A general framework for estimation and inference from clusters of features (1511.07839v1)

Published 24 Nov 2015 in stat.AP and stat.ME

Abstract: Applied statistical problems often come with pre-specified groupings to predictors. It is natural to test for the presence of simultaneous group-wide signal for groups in isolation, or for multiple groups together. Classical tests for the presence of such signals rely either on tests for the omission of the entire block of variables (the classical F-test) or on the creation of an unsupervised prototype for the group (either a group centroid or first principal component) and subsequent t-tests on these prototypes. In this paper, we propose test statistics that aim for power improvements over these classical approaches.
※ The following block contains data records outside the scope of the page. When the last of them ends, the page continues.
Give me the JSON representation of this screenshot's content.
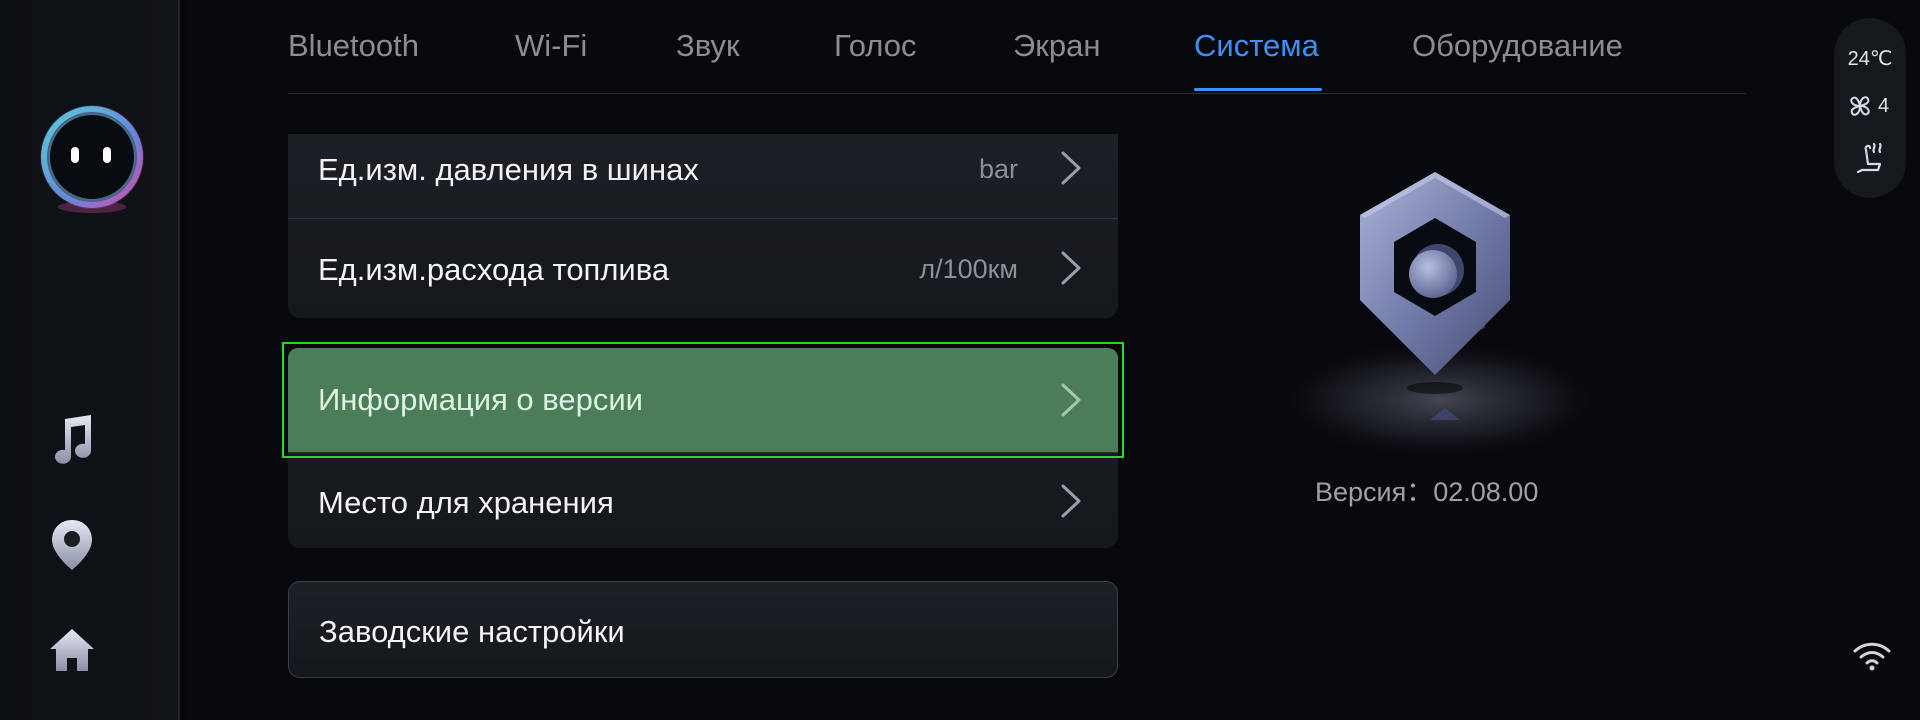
{
  "tabs": [
    {
      "label": "Bluetooth",
      "active": false
    },
    {
      "label": "Wi-Fi",
      "active": false
    },
    {
      "label": "Звук",
      "active": false
    },
    {
      "label": "Голос",
      "active": false
    },
    {
      "label": "Экран",
      "active": false
    },
    {
      "label": "Система",
      "active": true
    },
    {
      "label": "Оборудование",
      "active": false
    }
  ],
  "settings": {
    "units_group": [
      {
        "label": "Ед.изм. давления в шинах",
        "value": "bar"
      },
      {
        "label": "Ед.изм.расхода топлива",
        "value": "л/100км"
      }
    ],
    "info_group": [
      {
        "label": "Информация о версии",
        "selected": true
      },
      {
        "label": "Место для хранения"
      }
    ],
    "factory_reset": {
      "label": "Заводские настройки"
    }
  },
  "version_info": {
    "text": "Версия：02.08.00"
  },
  "status": {
    "temperature": "24℃",
    "fan_level": "4",
    "fan_icon": "fan-icon",
    "seat_icon": "seat-heating-icon",
    "wifi_icon": "wifi-icon"
  },
  "dock": {
    "assistant_icon": "assistant-avatar-icon",
    "items": [
      "music-icon",
      "navigation-icon",
      "home-icon"
    ]
  },
  "colors": {
    "accent": "#3f8ff2",
    "selected_row": "#4b7d58",
    "highlight_border": "#2fd52f"
  }
}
In particular, we first create group prototypes, with reference to the response, hopefully improving on the unsupervised prototypes, and then testing with likelihood ratio statistics incorporating only these prototypes. We propose a (potentially) novel model, called the "prototype model", which naturally models the two-step prototype-then-test procedure. Furthermore, we introduce an inferential schema detailing the unique considerations for different combinations of prototype formation and univariate/multivariate testing models. The prototype model also suggests new applications to estimation and prediction. Prototype formation often relies on variable selection, which invalidates classical Gaussian test theory. We use recent advances in selective inference to account for selection in the prototyping step and retain test validity. Simulation experiments suggest that our testing procedure enjoys more power than do classical approaches.